Investir à l’ère de la COVID-19 : une analyse de la performance de l’entreprise et du soutien des parties prenantes

5 novembre 2020 | Aaron Bennett, Heather Sharpe

« Il a trouvé une lueur d’espoir dans les ruines du désastre » ― Gabriel García Márquez, L’amour au temps du choléra

La pandémie de COVID-19 a eu un impact profond sur les gens et les entreprises. Dans le monde des investissements, nous voyons une lueur d’espoir dans la possibilité pour les entreprises de se distinguer par leur soutien à diverses parties prenantes, au-delà des actionnaires, pour créer de la valeur à long terme. Les marchés financiers n’ont pas été à l’abri de la pandémie, avec des niveaux extrêmes d’activité économique, des liquidités financières sans précédent et une divergence des réalités sur « Main Street » et « Wall Street ». Pour mieux comprendre les réponses des entreprises à la pandémie, nous nous sommes amorcé un dialogue avec les sociétés de notre portefeuille en mars et avril sur trois sujets :

  1. La résilience financière et liquidité
  2. Les initiatives visant à faire face aux effets aigus de la pandémie
  3. Les risques et opportunités à long terme

Cet article met en évidence notre analyse sur un échantillon de sociétés de notre portefeuille pour explorer leur soutien aux différentes parties prenantes, la relation potentielle avec la performance des prix à court terme et leur capacité à créer de la valeur à plus long terme. De manière générale, nous avons conclu que les sociétés de notre portefeuille qui ont adopté une approche ciblée et substantielle pour soutenir les principales parties prenantes se sont mieux comportées pendant la pandémie et affichent un biais positif vers des rendements historiques plus élevés à long terme.

Qui sont les parties prenantes?

Notre échantillonnage des efforts initiaux des entreprises de l’ensemble de nos portefeuilles (Illustration 1) a révélé que les groupes de parties prenantes les plus fréquemment ciblés étaient les employés et les communautés. L’adoption d’une approche ambitieuse ciblant plus d’un groupe de parties prenantes semblait nettement améliorer les performances, mais cela diminue à mesure que davantage de groupes de parties prenantes ont été ciblés (Pièce 2). Nous pensons que cela suggère que des investissements substantiels axés sur les parties prenantes importantes ont eu un impact financier plus positif que les efforts qui ont défini les parties prenantes de manière trop étroite ou réparti les ressources trop largement.
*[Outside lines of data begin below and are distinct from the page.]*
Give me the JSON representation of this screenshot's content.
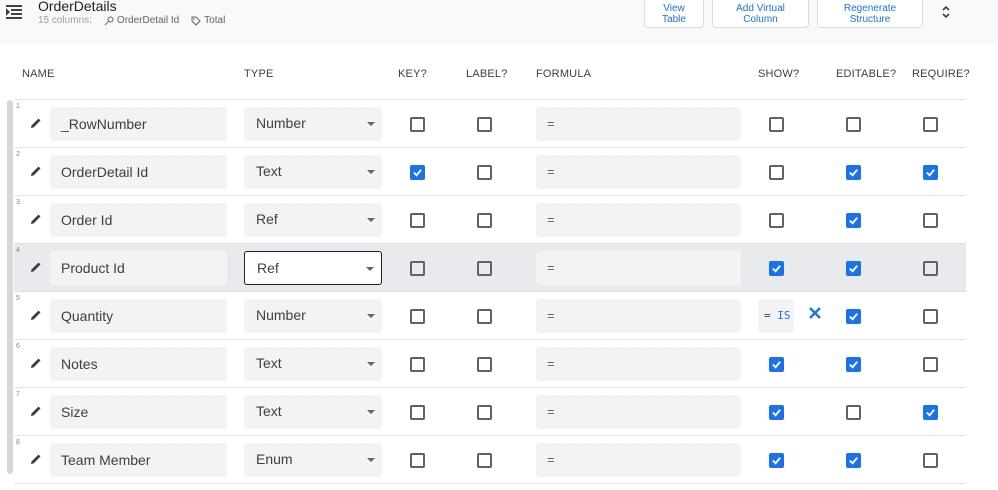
{
  "header": {
    "table_name": "OrderDetails",
    "column_count": "15 columns:",
    "key_chip": "OrderDetail Id",
    "label_chip": "Total",
    "buttons": {
      "view_table": "View Table",
      "add_virtual": "Add Virtual Column",
      "regenerate": "Regenerate Structure"
    }
  },
  "columns_header": {
    "name": "NAME",
    "type": "TYPE",
    "key": "KEY?",
    "label": "LABEL?",
    "formula": "FORMULA",
    "show": "SHOW?",
    "editable": "EDITABLE?",
    "require": "REQUIRE?"
  },
  "rows": [
    {
      "num": "1",
      "name": "_RowNumber",
      "type": "Number",
      "formula": "=",
      "key": false,
      "label": false,
      "show": false,
      "editable": false,
      "require": false
    },
    {
      "num": "2",
      "name": "OrderDetail Id",
      "type": "Text",
      "formula": "=",
      "key": true,
      "label": false,
      "show": false,
      "editable": true,
      "require": true
    },
    {
      "num": "3",
      "name": "Order Id",
      "type": "Ref",
      "formula": "=",
      "key": false,
      "label": false,
      "show": false,
      "editable": true,
      "require": false
    },
    {
      "num": "4",
      "name": "Product Id",
      "type": "Ref",
      "formula": "=",
      "key": false,
      "label": false,
      "show": true,
      "editable": true,
      "require": false
    },
    {
      "num": "5",
      "name": "Quantity",
      "type": "Number",
      "formula": "=",
      "key": false,
      "label": false,
      "show_expression": {
        "eq": "=",
        "fn": "IS"
      },
      "editable": true,
      "require": false
    },
    {
      "num": "6",
      "name": "Notes",
      "type": "Text",
      "formula": "=",
      "key": false,
      "label": false,
      "show": true,
      "editable": true,
      "require": false
    },
    {
      "num": "7",
      "name": "Size",
      "type": "Text",
      "formula": "=",
      "key": false,
      "label": false,
      "show": true,
      "editable": false,
      "require": true
    },
    {
      "num": "8",
      "name": "Team Member",
      "type": "Enum",
      "formula": "=",
      "key": false,
      "label": false,
      "show": true,
      "editable": true,
      "require": false
    }
  ],
  "colors": {
    "accent": "#1a73e8",
    "checkbox_border": "#5f6368",
    "field_bg": "#f1f3f4",
    "highlight_row": "#e8eaed"
  },
  "icons": [
    "menu-icon",
    "key-icon",
    "tag-icon",
    "unfold-icon",
    "pencil-icon",
    "check-icon",
    "close-icon",
    "dropdown-arrow-icon"
  ]
}
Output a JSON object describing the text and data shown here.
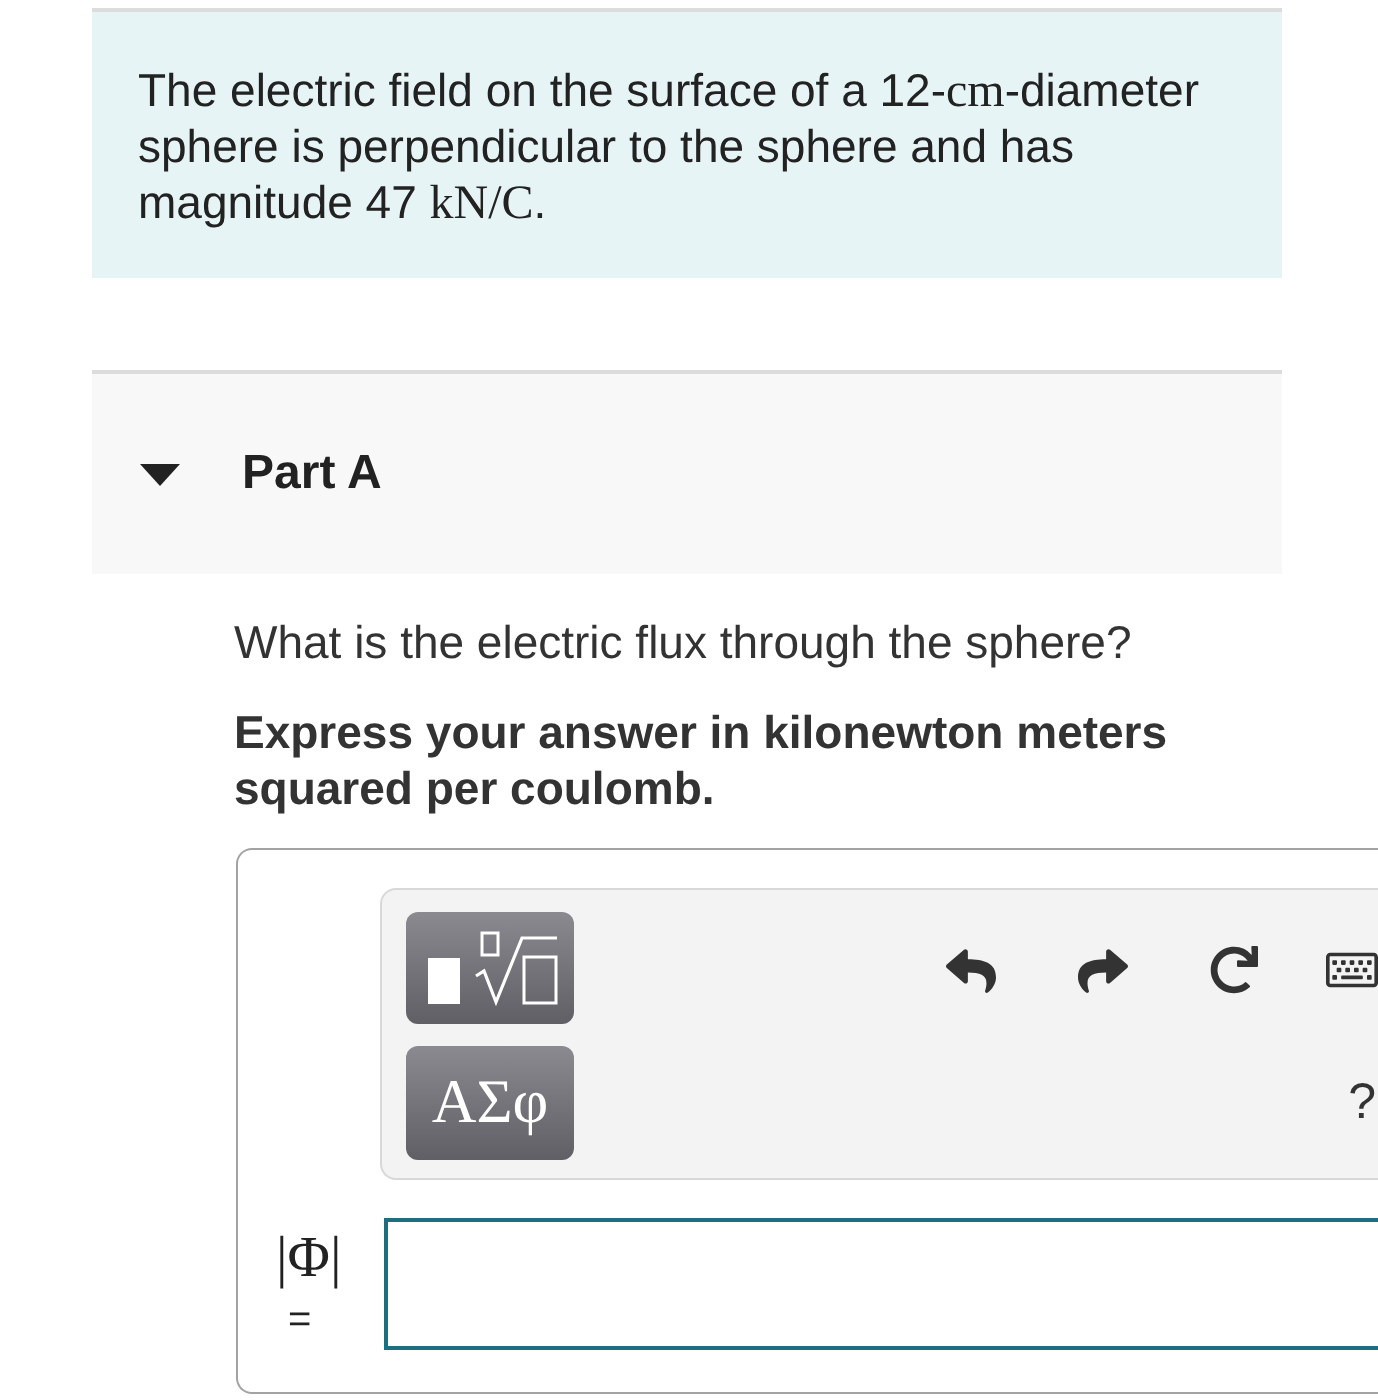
{
  "problem": {
    "statement": [
      {
        "kind": "text",
        "text": "The electric field on the surface of a 12-"
      },
      {
        "kind": "math",
        "text": "cm"
      },
      {
        "kind": "text",
        "text": "-diameter sphere is perpendicular to the sphere and has magnitude 47 "
      },
      {
        "kind": "math",
        "text": "kN/C"
      },
      {
        "kind": "text",
        "text": "."
      }
    ]
  },
  "part": {
    "title": "Part A",
    "expanded": true,
    "question": "What is the electric flux through the sphere?",
    "instruction": "Express your answer in kilonewton meters squared per coulomb.",
    "answer": {
      "symbol_button": "ΑΣφ",
      "help": "?",
      "label": "|Φ|",
      "relation": "="
    }
  }
}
Nous reconnaissons que d’autres facteurs pourraient influer sur l’absence de relation linéaire, y compris les effets sur l’industrie (les banques ayant des performances initiales médiocres et certaines entreprises technologiques ayant des performances extrêmement positives), et l’impact plus important des valeurs aberrantes dans le plus petit nombre d’entreprises de notre échantillon ciblant quatre groupes de parties prenantes ou plus.

Pièce 1 : Intervenants ciblés par des initiatives liées à la pandémie

Pièce 2 : Nombre de groupes de parties prenantes ciblés et performance moyenne du cours de l’action au 28 août 2020

En quoi ont consisté les initiatives?

Au sein de chaque catégorie de parties prenantes, les entreprises ont adopté un large éventail d’approches. Pour les employés, les réponses allaient de l’octroi d’une indemnité de risque aux options des options de télétravail en passant par de meilleures pratiques d’hygiène et de congé de maladie et l’engagement à payer intégralement les employés mis à pied. Le soutien aux fournisseurs comprenait des paiements prioritaires aux petites entreprises, la suspension des paiements de prêts et des paiements anticipés pour aider à la liquidité. Les entreprises ciblaient également les communautés par le biais de dons et en travaillant avec les gouvernements, les organisations à but non lucratif et les hôpitaux. La plupart des initiatives ont nécessité l’investissement de ressources de plus en plus limitées. Pour certaines entreprises, cela signifiait une diminution du capital destiné aux actionnaires (rachats et dividendes) ou aux dirigeants (rémunération) afin de financer des investissements dans d’autres parties prenantes. Nous évaluons ces décisions de la même manière que toute décision d’allocation de capital et estimons que les réductions des distributions aux actionnaires constituaient de solides stratégies à long terme qui peuvent réduire les risques systémiques et idiosyncrasiques pour les investisseurs et créer plus d’opportunités de création de valeur à long terme.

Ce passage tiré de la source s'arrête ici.